Inhibition of inappropriate responses is an essential executive function needed for adaptation to changing environments. Response inhibition has most often been investigated using a stop-signal paradigm (Logan and Cowan, 1984). Prior neuropsychology (Aron et al., 2003) and neuroimaging (Rubia et al., 2001; Aron and Poldrack, 2006; Li et al., 2006a; Leung and Cai, 2007) studies have revealed the neural basis of this function in brain regions including the inferior frontal gyrus (IFG), dorsolateral prefrontal cortex (DLPFC), and intraparietal sulcus (IPS). With the stop-signal paradigm, subjects press a button while they prepare to stop at a stop-signal given suddenly after a short delay period [stop-signal delay (SSD)]. Performance is modeled as a race between a “go process” triggered by presentation of a go stimulus, and a “stop process” triggered by presentation of a stop signal (Logan and Cowan, 1984).
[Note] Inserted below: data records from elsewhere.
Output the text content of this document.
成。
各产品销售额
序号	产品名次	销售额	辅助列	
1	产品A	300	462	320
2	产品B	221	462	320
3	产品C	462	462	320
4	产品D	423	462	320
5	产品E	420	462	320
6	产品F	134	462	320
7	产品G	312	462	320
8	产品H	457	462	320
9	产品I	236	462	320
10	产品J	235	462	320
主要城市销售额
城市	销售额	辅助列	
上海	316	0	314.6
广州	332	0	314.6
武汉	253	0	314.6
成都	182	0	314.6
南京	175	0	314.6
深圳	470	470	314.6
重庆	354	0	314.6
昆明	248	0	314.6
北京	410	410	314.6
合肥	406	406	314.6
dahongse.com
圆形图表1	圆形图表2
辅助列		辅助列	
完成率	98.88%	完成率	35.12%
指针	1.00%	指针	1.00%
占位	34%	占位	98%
When the stop process finishes before the go process, the response is inhibited; when the go process finishes before the stop process, the response is made.
The time required for the stop-signal to be processed, which is called the stop-signal reaction time (SSRT) and reflects the effectiveness of the response inhibition, is estimated for individual subjects in the context of the race model. Notably, although the SSRT is posited to be a robust indicator independent of subjects' strategies (Logan and Cowan, 1984), it remains controversial whether or not that is always the case (Leotti and Wager, 2009). This inconsistency may stem from differences in extent of the preparation across subjects (Rieger and Gauggel, 2002). However, most of these earlier studies did not employ a task design in which the extent of the preparation to stop could be estimated. Consequently, it remains unclear whether the preparatory process before stop-signals influences the processes recruited during response inhibition. Moreover, prior neuroimaging studies have revealed that the brain regions activated by task performance overlap with the brain regions activated during preparation to perform the task (Brass and von Cramon, 2002; Sakai and Passingham, 2006). In particular, a frontoparietal network including the DLPFC and IPS is involved in both inhibition and preparation to inhibit (Hester et al., 2004; Fassbender et al., 2006b), which raises the possibility that the efficiency of response inhibition may be influenced by the preparatory processes.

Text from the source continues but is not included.